Tuesday, August 16, 2016

The trials of writing regulations

The Agriculture Department (USDA) has recently proposed new rules for the Supplemental Nutrition Assistance Program (SNAP, formerly Food Stamps). The reaction to these rules shows the inherent problems of government regulations.

It begins with a laudible cause -- providing healthier foods for SNAP recipients. Many convenience stores accept SNAP benefits. I once worked at a convenience store when they were Food Stamps. People would send their kids to buy a candy bar with a food stamp dollar. Part of this is giving the kid a treat. The other part is that change under a dollar for food stamps was given in coins, so a dollar food stamp used to buy an 18 cent candy bar (the price at the time) yielded about 80 cents of cash which could be spent on cigarettes (57 cents a pack) or other non-food items.

So it appears that Congress included changes in the 2014 Farm Bill (note this was under a Republican Congress). These changes mean retailers must "offer(s) for sale, on a continuous basis, a variety of at least 7 foods in each of the 4 categories of staple foods specified", these staples being meat/poultry/fish, dairy, bread/cereals, and vegetables/fruit.

So USDA proposed new rules. I haven't found the actual rules (just the response to comments linked above) but it appears the rules might have required that, for instance, 7 types of "meats, poultry, or fish" meant 7 different species (e.g. beef, pork, chicken, turkey, cod, salmon, and tuna). Complaints were apparently made that stores would have to carry lamb and duck. As the USDA response says, what did Congress mean when they said 7 types? Could canned chicken, canned tuna, beef jerky, and turkey jerky count as four items? How processed or fresh must food be to count as a "staple" food? Can ground beef and steaks count as two types of perishable meats or do they count as one because both are from cows?

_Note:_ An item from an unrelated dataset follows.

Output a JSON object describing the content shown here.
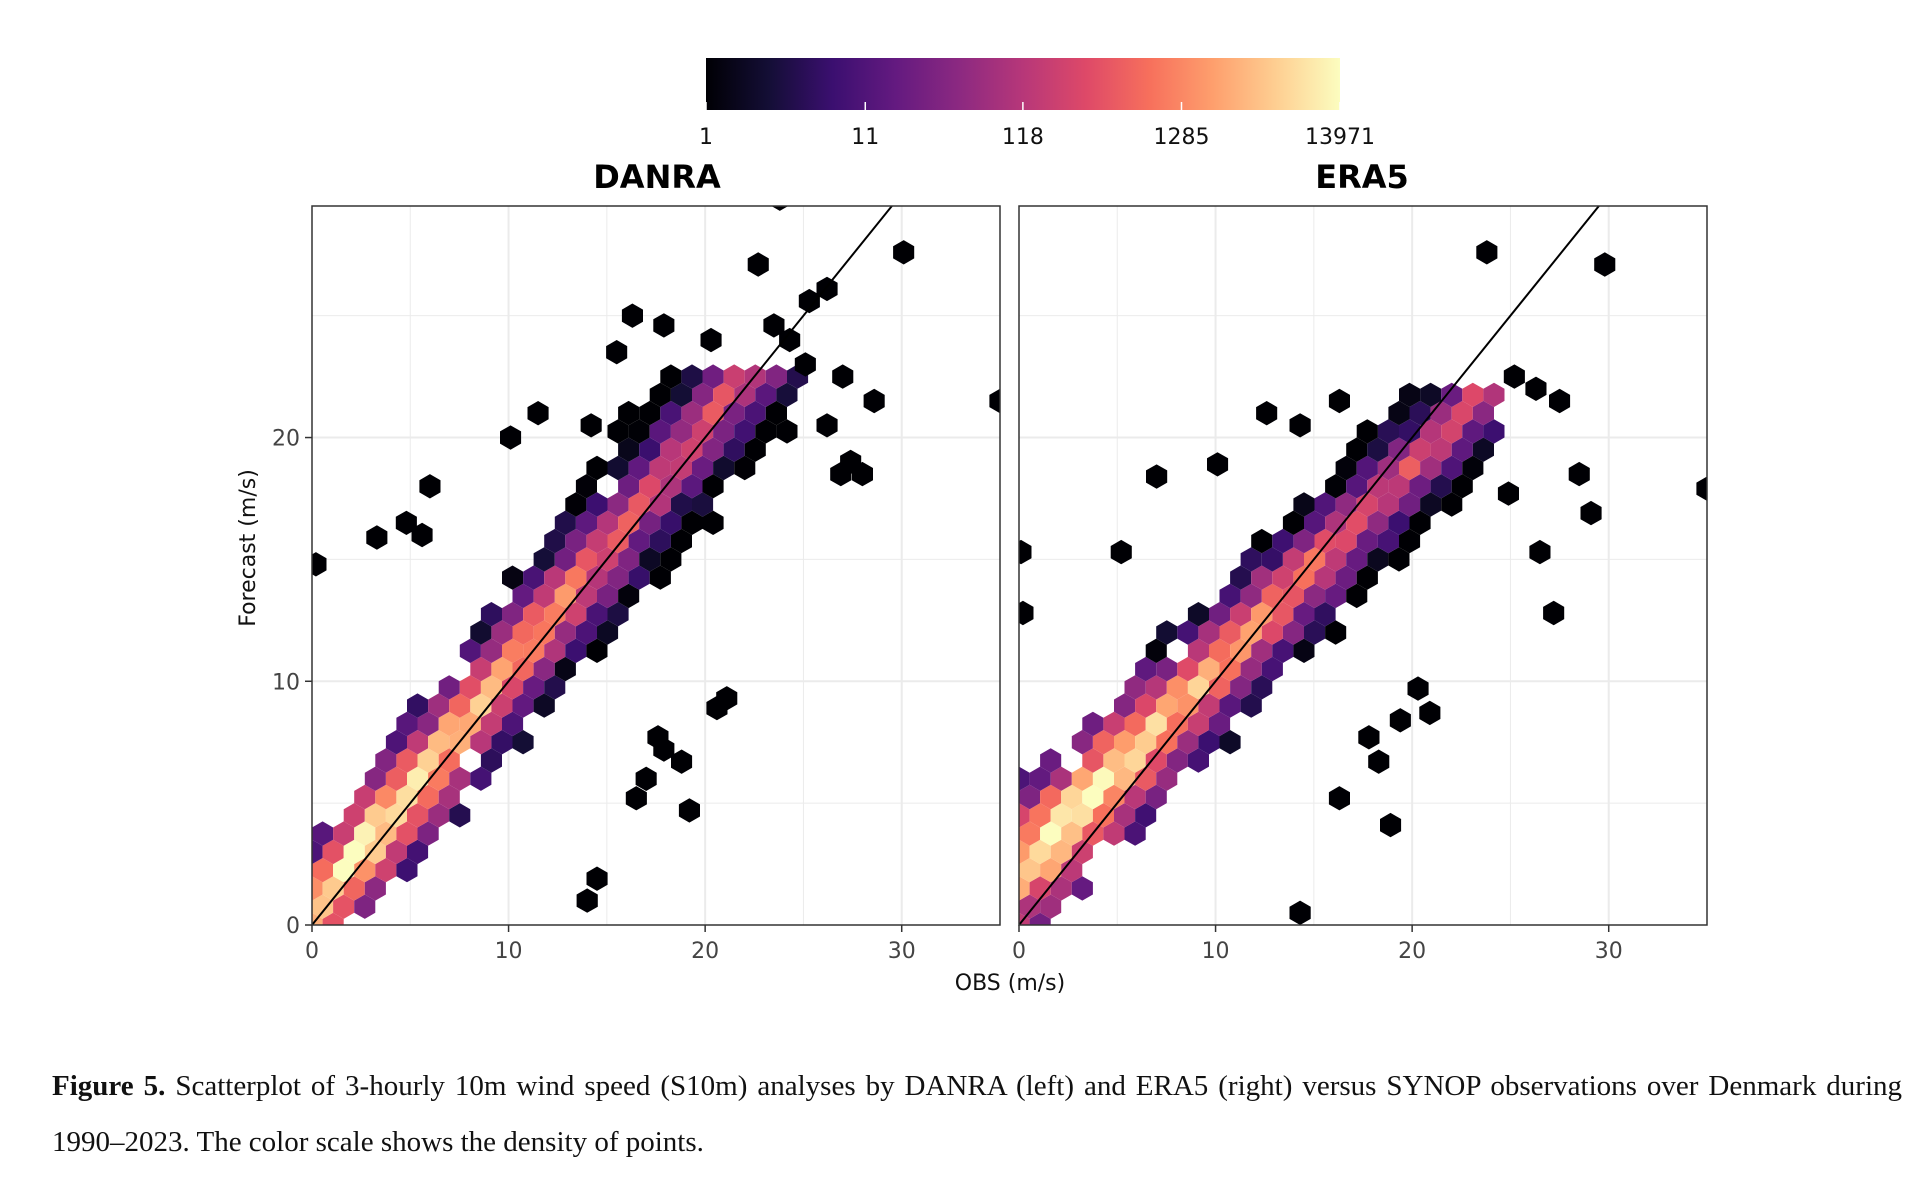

Similar questions about vegetables lead to the claim stores will have to sell kale.

As a sometime shopper at convenience stores, the typical convenience store will not meet the new law unless they are very broadly interpreted (e.g. meat sticks, jerky, etc. counting as different types of meat). On the other hand, some of the stores in question in poor areas are not snacks only convenience stores but small grocery stores which have a limited selection. They may include some fresh foods (e.g. apples and bananas) but not enough variety to meet the new law.

So now the blame game begins. The new rules are in the law, meaning Congress mandated them. Yet close to half of Congress is demanding that USDA not implement the new regulations. The obvious solution is for Congress to amend the law to remove the new provisions if they are that onerous. Yet passing such a law leaves members of Congress vulnerable to the claim they are anti-nutrition or anti-health.

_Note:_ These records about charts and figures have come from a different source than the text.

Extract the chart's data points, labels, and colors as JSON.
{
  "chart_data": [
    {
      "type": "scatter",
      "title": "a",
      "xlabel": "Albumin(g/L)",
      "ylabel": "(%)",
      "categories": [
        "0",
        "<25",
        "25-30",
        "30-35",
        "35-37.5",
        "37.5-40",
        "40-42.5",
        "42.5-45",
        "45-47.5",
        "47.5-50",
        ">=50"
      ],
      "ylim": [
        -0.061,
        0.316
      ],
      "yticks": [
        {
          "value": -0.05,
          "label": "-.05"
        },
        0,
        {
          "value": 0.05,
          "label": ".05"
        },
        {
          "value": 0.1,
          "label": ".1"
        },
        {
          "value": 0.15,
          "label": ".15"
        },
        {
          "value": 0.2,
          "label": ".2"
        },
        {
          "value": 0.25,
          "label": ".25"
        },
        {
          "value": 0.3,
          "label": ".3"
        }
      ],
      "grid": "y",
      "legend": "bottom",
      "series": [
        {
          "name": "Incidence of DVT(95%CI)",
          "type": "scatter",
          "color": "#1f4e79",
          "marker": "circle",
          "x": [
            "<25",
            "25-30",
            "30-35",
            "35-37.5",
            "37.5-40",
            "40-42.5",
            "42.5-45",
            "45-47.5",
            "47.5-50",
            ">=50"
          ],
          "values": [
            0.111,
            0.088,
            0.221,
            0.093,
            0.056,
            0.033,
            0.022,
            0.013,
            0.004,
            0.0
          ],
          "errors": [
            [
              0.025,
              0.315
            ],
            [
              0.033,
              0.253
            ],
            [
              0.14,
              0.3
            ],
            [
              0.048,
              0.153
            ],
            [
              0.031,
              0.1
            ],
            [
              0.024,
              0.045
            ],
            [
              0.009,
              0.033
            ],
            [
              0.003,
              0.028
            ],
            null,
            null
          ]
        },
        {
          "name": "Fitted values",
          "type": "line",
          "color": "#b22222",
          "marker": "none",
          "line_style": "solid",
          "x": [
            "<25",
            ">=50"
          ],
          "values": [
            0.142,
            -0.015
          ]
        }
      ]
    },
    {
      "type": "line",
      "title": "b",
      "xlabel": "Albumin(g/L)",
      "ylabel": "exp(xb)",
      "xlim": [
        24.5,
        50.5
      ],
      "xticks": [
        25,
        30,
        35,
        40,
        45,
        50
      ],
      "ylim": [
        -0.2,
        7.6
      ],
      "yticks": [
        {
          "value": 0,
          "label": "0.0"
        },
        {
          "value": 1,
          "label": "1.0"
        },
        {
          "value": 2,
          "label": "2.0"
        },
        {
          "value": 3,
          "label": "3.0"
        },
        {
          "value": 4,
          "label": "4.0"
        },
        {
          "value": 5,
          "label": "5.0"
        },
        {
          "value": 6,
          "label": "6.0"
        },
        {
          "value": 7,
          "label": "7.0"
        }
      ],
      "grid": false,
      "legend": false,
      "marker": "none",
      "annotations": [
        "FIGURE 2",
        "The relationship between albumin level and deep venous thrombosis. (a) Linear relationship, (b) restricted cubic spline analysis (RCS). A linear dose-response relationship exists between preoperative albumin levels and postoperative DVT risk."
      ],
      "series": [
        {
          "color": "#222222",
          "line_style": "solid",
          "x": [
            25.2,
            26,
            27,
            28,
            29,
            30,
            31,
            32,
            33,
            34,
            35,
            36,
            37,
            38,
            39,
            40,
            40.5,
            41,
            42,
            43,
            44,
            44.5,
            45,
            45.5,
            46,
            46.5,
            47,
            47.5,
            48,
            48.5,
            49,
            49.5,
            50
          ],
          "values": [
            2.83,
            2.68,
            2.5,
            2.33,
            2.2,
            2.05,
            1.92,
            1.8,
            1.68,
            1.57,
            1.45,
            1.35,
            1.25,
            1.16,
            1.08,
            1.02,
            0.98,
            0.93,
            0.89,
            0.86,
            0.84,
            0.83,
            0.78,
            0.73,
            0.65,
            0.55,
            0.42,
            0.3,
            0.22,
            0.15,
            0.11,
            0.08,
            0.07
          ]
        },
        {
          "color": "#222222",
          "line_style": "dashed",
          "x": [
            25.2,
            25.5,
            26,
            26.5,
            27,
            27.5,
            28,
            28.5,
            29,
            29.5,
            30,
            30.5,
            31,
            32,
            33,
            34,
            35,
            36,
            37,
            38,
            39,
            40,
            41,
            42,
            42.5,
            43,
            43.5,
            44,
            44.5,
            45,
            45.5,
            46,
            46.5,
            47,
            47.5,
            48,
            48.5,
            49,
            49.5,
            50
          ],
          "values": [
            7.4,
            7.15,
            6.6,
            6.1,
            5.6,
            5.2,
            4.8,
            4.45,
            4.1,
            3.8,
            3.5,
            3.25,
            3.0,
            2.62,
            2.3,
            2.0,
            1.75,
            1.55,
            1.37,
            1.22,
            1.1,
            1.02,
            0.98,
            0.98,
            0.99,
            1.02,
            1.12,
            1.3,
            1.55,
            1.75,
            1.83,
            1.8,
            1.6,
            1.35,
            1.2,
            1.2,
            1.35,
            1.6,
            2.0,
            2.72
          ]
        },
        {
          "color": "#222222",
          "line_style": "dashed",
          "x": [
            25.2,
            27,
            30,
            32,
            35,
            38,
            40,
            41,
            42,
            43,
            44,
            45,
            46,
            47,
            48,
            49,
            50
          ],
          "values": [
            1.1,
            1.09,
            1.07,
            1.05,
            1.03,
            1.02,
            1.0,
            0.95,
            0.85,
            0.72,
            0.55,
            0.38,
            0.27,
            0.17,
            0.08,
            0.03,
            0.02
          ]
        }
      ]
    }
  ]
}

So the political process continues. Congress passes a feel good law. An agency attempts to implement that law. Interest groups complain and are joined by members of Congress, demanding that the agency not made these harmful changes. The agency argues it is just following the law.

It would be nice if fresh, healthy foods were available to all. To some extent they are but poor people don't buy them. There are any number of reasons and any number of solutions given. Food Stamps (or their modern equivalent) will continue to be used for junk food and sugary kids cereals. But it's clear from the USDA's current exercise that there's no simple solution to the problem.